Computing Taste: The Making of Algorithmic Music Recommendation
- Author(s): Seaver, Nicholas Patrick
- Advisor(s): Maurer, Bill
- et al.
This dissertation reports on several years of multi-sited ethnographic fieldwork with the developers of algorithmic music recommendation systems in the US. It identifies and contributes to a nascent, transdisciplinary body of scholarship in “critical algorithm studies”—studies of algorithms’ sociocultural lives by scholars outside of mathematics or computer science. It argues that critics should concern themselves not with “algorithms” narrowly defined, but with sociotechnical “algorithmic systems,” of which humans are an integral part. It proposes that ethnography is a useful method for apprehending the cultural features of algorithmic systems and that these cultural features play a crucial role in the functioning of algorithms and how they change over time. Recommender systems provide a case in which to investigate these cultural concerns as they play out in the development of “preferential technics”—the intermingling of circulatory infrastructures with theories about taste. Arguing that theories of taste are embedded in algorithmic systems, the dissertation examines three areas that demonstrate this intermingling: listeners, music, and listening. The chapter on listeners describes how recommender systems have come to be used as tools for capturing users, bringing the anthropological literature on trapping to bear on the question of how imagined listeners inform the design of systems for captivating them. The chapter on music investigates how developers imagine music to occupy a “similarity space,” through which recommenders help listeners travel; theories about the nature of that space and the influence of developers on it mediate between understandings of space as a constructed or as a discovered order.
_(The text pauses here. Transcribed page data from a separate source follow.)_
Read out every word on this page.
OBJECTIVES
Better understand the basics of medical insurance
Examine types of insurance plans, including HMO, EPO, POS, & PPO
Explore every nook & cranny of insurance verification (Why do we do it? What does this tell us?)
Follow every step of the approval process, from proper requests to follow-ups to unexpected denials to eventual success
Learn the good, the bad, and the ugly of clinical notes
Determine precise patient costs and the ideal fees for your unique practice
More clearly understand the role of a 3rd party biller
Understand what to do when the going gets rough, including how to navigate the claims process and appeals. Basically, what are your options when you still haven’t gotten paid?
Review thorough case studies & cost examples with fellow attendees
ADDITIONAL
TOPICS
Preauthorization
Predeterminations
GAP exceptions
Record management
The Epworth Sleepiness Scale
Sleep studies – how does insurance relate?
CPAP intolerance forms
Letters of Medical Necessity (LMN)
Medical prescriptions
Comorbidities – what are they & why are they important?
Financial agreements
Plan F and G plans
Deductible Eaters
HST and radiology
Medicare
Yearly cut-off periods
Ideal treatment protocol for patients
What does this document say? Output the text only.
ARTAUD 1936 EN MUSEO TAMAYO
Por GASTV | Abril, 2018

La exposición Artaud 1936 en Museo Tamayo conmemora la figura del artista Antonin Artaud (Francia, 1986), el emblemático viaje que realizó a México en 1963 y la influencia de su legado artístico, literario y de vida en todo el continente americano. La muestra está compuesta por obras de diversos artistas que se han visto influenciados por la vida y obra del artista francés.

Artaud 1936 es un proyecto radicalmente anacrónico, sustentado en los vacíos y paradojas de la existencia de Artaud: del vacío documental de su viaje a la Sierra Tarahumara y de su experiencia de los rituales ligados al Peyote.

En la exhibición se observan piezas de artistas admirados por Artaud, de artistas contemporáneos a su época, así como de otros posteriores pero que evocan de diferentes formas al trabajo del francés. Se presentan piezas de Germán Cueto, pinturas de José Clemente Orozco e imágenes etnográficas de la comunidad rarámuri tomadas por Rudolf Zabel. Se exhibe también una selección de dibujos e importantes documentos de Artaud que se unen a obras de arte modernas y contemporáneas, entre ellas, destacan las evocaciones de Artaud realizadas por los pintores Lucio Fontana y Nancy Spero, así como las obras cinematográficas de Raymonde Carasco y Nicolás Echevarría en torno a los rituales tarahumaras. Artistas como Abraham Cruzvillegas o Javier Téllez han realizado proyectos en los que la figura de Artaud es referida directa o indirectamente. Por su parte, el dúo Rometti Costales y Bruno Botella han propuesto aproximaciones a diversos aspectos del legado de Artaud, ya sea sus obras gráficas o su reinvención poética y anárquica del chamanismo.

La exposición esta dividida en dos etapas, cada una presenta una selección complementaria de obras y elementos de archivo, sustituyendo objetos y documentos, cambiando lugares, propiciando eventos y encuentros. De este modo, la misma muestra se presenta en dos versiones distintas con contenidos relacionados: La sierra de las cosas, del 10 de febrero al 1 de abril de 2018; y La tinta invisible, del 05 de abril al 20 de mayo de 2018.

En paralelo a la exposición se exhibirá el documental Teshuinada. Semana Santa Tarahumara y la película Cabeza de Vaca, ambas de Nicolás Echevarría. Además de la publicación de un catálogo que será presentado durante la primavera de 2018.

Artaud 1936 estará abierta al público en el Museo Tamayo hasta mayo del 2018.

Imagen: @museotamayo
The chapter on listening examines the changing techniques through which computers are taught to “hear” musical sound, arguing that the quantification of music is not simply a rationalization, but the establishment of a resonance between auditory and quantitative phenomena with unanticipated consequences. The conclusion explores the similarity between ethnographic methods and big data analytics, understood through the frame of “attention.” Thinking of algorithmic systems and critical research methods as techniques for organizing attention offers new, fruitful avenues for critical algorithm studies.